El pueblo Vasco y los poetas
Isidoro de Fagoaga
A. Mercedes de Eguidazu
Como todos sabemos, el enigma de nuestro pasado, junto a esos monumentos "con sangre de eternidad" que son nuestro idioma y nuestras instituciones, ha despertado en todo tiempo la curiosidad de los investigadores, fueran estos etnólogos, historiadores o lingüistas.
Lo que en cambio pasa hoy casi inadvertido y se glosa apenas, es el interés que nuestro pueblo ha despertado en otro tiempo en los poetas propios y extraños, y, entre estos, en los más excelsos. Pocos compatriotas si exceptuamos los genuinamente intelectuales, sabrían citar la solemne admonición a Navarra del Dante, en la Divina Comedia, la lisonja poética, consagrada también a nuestro antiguo reino por Shakespeare en sus Penas del amor perdido, las estrofas laudatorias de Molière en su Don García de Navarra, los sonoros endecasílabos de La prudencia en la mujer de Tirso de Molina, las reiteradas alusiones, a todo lo largo de su profusa labor, del gran Cervantes, el clásico soneto de Wordsworth, los nostálgicos pensamientos de Víctor Hugo, las églogas de Francis Jammes y de Rostand, el himno de Slaby y, en fin, el copioso florilegio de otros poetas menores que, por brevedad omitimos.
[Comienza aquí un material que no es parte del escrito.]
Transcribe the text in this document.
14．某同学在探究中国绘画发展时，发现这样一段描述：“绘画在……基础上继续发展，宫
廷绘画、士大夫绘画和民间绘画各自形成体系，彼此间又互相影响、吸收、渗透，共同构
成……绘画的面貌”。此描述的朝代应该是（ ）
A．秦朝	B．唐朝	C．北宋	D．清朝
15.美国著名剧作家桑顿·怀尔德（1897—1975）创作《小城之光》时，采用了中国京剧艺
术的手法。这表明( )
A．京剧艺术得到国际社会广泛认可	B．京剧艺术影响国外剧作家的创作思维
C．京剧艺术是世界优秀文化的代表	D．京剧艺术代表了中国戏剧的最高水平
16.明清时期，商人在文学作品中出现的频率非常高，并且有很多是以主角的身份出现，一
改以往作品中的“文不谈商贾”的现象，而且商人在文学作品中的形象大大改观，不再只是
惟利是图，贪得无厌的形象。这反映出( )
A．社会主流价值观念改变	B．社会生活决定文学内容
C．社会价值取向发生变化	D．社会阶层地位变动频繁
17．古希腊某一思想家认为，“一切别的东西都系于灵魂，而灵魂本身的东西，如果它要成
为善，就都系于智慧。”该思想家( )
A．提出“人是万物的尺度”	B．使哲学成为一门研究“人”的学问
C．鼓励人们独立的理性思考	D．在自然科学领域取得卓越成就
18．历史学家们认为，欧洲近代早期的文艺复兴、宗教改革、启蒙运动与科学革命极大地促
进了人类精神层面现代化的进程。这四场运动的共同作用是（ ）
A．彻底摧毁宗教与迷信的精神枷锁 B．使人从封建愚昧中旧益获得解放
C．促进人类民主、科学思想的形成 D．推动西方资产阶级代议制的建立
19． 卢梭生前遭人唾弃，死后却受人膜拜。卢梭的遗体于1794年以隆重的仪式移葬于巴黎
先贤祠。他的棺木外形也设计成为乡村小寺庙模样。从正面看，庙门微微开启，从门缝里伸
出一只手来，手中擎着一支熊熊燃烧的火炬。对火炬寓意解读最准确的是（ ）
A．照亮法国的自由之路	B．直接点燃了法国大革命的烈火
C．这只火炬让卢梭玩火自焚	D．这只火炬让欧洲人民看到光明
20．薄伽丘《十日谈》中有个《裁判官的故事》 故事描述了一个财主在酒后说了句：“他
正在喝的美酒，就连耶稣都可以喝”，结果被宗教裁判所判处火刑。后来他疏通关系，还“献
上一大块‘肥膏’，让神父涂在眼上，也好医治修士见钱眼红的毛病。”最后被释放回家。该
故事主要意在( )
También en América, donde tan prolífico germinó el verbo de Castilla, han cantado sus aedos las excelencias de Euskalerria. Darío, Rojas, Chocano, Lugones, Nervo y, acaso, más que todos un poeta que nunca pisó nuestra tierra, que ni siquiera cruzó el Atlántico, lo que no impidió que, por uno de esos milagros que sólo explica la poesía, nos consagrara nada menos que nueve sonetos. Este poeta fué Julio Herrera y Reissig.
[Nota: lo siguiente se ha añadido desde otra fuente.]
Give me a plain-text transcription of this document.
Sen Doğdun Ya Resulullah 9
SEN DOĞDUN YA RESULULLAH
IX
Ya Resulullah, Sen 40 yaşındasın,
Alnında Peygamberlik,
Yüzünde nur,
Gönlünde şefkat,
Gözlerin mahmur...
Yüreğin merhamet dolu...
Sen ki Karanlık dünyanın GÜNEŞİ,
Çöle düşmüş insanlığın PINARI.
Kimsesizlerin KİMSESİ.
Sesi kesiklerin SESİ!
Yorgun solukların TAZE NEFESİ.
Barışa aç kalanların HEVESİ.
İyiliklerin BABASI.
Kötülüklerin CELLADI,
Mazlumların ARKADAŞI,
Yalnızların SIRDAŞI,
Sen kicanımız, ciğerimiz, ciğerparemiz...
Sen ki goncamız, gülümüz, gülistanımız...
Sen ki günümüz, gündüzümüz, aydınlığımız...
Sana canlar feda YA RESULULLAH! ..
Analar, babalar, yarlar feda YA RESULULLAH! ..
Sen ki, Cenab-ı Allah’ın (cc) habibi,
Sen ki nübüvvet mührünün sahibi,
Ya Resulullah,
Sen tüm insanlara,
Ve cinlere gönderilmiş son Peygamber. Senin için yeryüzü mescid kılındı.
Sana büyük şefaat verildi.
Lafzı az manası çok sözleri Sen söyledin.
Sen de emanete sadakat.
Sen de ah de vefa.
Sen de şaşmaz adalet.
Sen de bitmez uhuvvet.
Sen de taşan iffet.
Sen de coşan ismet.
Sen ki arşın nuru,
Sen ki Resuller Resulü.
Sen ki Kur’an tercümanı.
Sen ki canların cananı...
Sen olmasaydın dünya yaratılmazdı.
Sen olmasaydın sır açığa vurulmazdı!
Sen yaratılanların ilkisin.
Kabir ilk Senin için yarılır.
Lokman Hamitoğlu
La vida de Herrera y Reissig, como la de Baudelaire, la de Poe o la de Nietzsche de quienes se consideraba fiel epígono fué una vida corta, intensa y torturada. Nació en Montevideo en 1875 y murió en la misma ciudad en 1910. En esos treinta y cinco años "coleccionó todas las esperanzas, todas las rebeldías y todos los desengaños imaginables". Hijo de una familia de abolengo patricio, se le creía predestinado, como sus genitores, a un brillante porvenir político. Pero la estrella de los Herrera declinaba, ya que el mismo día que nació el poeta, era detenido su padre, iniciándose así una de las tantas luchas intestinas que han asolado a estas tierras colonizadas por España. Pobre, incomprendido, enfermo, además, de taquicardía, "vivió desde su juventud en dura pugna con la realidad circundante". Como sus poemas no le daban apenas para comer, solicitó un empleo público: le nombraron "inspector de leche" en las calles de Montevideo... Aceptó el cargo en el acto, sin sentirse disminuído ni vejado, como aceptó Burns su nombramiento de inspector de cerveza en Escocia y nuestro vate Larrañaga el ser destinado como nodriza (teóricamente, claro está...) a una Maternidad de Madrid.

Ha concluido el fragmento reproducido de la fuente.